A sabedoria da vida e a própria reflexão da ciência psicológica chamam-nos à atenção para a complexa teia familiar e para os intrincados laços, conscientes e inconscientes, das relações entre pais e filhos. Neste sentido, o de uma interpretação não só histórico-crítica mas também sistémica, os textos da Bíblia são ainda mais radicalmente não literais. Vejamos: se os pais forem bastante possessivos, castradores, chantageadores e manipuladores (e muitos assim há, mais novos ou mais velhos), não poderá ser uma libertação (para os filhos, para os pais e para as relações) romper, cortar, afastar? (apesar de ‘os ter no coração’).
Imaginemos uma Mãe ou um Pai de perfil narcisista, por isso mesmo com grande potencial “des-libertador” dos filhos. Não tendo cerimónia na linguagem, para facilitar, vamos chamar a este perfil de pais (nem por isso muito raro) “monstros”. Para suavizar (…), assumamos que todos nós, pais, temos um pedaço de “monstro” dentro de nós… A pergunta, que pode inspirar muitos filhos (todos nós) e até fazer-nos refletir enquanto ajudadores de sofrimentos familiares, é esta: alimentar o monstro é honrar os pais? Não seria maior ‘honra’, para a vítima, para o perseguidor, para a relação e para o mundo, quebrar, enfrentar, colocar os pontos nos “i”s?…
É claro que o “jeito cristão” de promover estas ruturas haverá de reservar no coração um lugar de retoma, não veicular ódio, estimular o perdão. Mas nenhum destes propósitos muitos cristãos deve tanger qualquer moralismo submisso. Honrar Pai e Mãe é caminhar em família para uma verdade que liberte e tal poderá incluir assertividades agudas, definição de fronteiras e até ampliação de distâncias: críticas, relacionais, temporais e geográficas…
Para toda esta gestão não fácil das redes familiares há que fazer um discernimento contínuo, “contar armas”, avaliar sistemática e corajosamente.

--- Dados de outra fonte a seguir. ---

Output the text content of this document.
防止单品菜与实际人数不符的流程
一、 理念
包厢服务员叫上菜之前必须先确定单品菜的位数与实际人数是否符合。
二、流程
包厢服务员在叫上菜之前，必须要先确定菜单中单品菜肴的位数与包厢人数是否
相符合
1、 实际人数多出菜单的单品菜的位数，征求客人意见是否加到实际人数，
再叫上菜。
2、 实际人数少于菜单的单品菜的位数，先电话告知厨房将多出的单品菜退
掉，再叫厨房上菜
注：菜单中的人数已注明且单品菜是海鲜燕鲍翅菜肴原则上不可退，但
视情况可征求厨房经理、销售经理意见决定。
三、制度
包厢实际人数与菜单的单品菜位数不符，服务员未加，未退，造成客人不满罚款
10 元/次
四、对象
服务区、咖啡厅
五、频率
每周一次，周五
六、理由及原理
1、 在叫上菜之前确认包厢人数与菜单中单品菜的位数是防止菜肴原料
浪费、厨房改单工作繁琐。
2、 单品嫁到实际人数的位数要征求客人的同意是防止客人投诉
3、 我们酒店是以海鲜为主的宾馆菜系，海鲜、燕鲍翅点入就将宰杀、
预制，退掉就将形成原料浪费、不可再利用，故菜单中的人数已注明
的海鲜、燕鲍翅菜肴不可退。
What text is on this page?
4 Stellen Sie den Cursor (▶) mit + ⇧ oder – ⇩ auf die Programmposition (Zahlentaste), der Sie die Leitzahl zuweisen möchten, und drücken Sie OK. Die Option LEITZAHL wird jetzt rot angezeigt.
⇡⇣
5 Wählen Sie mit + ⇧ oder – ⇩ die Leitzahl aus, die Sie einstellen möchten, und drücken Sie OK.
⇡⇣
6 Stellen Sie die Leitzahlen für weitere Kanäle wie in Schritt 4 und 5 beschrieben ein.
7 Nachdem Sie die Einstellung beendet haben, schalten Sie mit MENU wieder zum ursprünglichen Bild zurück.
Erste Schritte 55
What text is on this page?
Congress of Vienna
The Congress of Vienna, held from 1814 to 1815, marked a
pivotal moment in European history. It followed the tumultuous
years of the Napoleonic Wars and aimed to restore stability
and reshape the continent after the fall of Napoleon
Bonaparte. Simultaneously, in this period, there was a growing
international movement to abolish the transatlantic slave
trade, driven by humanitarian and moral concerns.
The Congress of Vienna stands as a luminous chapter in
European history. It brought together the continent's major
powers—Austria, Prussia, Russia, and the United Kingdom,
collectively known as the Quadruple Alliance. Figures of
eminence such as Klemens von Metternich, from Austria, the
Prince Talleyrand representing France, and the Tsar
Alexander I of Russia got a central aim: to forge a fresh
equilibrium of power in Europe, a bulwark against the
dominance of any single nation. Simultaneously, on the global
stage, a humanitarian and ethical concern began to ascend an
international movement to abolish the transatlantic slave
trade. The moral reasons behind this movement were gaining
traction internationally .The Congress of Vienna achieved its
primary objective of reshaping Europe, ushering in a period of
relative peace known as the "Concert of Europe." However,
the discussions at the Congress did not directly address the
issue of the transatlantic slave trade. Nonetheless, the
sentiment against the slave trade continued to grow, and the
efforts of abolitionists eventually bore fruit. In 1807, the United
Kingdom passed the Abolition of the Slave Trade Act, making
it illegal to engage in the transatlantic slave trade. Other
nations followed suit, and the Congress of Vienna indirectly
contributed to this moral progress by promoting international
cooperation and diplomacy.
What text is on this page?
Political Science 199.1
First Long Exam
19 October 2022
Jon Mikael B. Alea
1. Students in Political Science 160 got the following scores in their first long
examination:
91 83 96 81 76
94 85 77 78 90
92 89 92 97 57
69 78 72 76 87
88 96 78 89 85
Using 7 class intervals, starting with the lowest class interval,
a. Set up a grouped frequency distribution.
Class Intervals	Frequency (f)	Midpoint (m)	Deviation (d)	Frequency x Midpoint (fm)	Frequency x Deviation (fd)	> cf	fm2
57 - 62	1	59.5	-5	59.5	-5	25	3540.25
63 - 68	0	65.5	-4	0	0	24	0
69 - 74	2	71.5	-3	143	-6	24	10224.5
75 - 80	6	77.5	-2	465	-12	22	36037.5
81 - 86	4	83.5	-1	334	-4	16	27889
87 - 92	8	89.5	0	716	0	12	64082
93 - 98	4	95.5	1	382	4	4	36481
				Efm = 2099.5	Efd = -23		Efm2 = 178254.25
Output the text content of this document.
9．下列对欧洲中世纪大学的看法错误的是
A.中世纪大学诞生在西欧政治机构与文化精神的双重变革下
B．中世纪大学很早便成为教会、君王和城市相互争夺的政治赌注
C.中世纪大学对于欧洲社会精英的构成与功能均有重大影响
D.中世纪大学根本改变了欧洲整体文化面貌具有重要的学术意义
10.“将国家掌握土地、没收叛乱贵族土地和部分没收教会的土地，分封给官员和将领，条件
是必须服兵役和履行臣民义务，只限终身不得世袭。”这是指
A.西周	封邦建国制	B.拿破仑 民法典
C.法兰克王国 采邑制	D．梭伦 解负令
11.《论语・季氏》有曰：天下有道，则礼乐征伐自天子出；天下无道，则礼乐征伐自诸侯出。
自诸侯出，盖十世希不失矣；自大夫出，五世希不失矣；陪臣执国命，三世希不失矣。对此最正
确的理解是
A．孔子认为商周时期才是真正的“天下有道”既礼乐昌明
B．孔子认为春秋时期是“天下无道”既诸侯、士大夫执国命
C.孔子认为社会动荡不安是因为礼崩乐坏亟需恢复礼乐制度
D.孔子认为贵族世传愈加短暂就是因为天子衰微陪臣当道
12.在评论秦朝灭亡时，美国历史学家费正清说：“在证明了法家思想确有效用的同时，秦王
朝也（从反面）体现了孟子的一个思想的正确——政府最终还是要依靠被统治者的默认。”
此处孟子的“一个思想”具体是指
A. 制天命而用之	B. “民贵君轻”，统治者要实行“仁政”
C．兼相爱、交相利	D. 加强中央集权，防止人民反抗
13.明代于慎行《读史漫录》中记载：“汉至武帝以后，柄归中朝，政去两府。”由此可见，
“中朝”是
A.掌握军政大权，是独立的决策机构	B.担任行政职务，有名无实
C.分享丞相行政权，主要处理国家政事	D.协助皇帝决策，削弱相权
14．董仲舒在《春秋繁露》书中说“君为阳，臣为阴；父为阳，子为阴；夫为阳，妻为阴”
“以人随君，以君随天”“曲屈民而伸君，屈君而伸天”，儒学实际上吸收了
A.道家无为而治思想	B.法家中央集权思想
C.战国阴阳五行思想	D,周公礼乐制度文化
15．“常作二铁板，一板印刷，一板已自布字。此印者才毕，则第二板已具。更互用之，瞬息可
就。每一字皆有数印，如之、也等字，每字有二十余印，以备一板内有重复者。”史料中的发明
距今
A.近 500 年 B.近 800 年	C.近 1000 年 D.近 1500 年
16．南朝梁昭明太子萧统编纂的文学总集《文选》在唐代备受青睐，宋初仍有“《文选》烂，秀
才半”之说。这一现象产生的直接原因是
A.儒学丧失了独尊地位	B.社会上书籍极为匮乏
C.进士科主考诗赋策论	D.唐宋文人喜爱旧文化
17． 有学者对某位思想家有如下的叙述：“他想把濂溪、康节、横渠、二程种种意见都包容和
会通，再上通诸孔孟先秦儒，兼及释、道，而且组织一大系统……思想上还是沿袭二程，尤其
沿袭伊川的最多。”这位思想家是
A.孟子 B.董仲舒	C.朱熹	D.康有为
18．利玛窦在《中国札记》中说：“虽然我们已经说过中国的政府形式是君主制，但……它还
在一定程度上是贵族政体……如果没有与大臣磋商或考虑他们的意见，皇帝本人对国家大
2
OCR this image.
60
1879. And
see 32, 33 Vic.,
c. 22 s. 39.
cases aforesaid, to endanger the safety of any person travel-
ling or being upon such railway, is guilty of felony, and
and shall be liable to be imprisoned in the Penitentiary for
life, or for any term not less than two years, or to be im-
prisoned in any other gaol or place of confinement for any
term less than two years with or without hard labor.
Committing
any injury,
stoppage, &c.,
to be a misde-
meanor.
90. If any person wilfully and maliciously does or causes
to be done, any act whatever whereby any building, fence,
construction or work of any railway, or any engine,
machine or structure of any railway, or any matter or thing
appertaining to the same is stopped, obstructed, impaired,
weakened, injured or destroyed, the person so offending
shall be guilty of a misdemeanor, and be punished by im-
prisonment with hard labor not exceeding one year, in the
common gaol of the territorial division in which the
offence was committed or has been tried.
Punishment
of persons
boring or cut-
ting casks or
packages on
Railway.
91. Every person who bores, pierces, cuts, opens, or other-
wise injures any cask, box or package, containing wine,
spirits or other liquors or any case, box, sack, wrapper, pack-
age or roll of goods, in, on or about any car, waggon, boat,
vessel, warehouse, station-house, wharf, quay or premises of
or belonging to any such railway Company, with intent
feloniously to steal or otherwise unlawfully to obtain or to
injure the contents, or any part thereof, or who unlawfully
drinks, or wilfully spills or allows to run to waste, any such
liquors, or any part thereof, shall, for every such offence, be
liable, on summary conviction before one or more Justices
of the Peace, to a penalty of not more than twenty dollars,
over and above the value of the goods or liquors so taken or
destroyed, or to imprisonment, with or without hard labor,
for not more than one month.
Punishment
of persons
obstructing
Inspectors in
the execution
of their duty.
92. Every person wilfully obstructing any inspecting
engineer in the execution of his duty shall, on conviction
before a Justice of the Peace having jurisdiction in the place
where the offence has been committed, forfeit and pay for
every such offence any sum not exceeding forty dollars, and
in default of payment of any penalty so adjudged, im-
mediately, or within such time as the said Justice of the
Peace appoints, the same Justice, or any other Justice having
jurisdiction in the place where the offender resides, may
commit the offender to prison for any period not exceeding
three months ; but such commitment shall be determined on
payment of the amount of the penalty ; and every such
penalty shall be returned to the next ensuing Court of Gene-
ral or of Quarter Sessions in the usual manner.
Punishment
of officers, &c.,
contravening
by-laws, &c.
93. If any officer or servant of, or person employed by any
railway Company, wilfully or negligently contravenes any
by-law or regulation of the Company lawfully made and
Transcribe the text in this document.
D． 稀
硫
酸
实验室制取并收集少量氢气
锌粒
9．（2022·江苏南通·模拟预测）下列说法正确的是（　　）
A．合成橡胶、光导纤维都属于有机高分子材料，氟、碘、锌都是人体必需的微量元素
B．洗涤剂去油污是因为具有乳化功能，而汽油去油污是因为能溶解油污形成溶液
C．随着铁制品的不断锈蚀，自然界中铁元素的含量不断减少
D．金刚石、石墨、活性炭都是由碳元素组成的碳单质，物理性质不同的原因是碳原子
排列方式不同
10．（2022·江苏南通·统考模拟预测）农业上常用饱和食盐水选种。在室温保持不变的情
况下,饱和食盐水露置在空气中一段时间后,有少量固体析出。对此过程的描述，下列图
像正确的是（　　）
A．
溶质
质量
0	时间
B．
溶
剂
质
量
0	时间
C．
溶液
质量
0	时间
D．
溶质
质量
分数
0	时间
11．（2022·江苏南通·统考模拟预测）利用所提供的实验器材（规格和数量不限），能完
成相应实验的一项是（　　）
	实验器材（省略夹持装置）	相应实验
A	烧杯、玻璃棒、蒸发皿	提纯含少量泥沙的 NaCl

Muitas vezes, há uma competição de amores e muitos poderão, por exemplo, ter de “arrefecer” a atenção aos pais, para poderem responder a outras demandas, como o cuidado da conjugalidade e dos próprios filhos. Não há super-homens, nem super-mulheres, nem super-pais nem super-filhos. Em todos os casos, a honra é a procura de uma verdade que liberte…
Este texto é adaptado em parte ou na totalidade de palavras anteriores já publicadas.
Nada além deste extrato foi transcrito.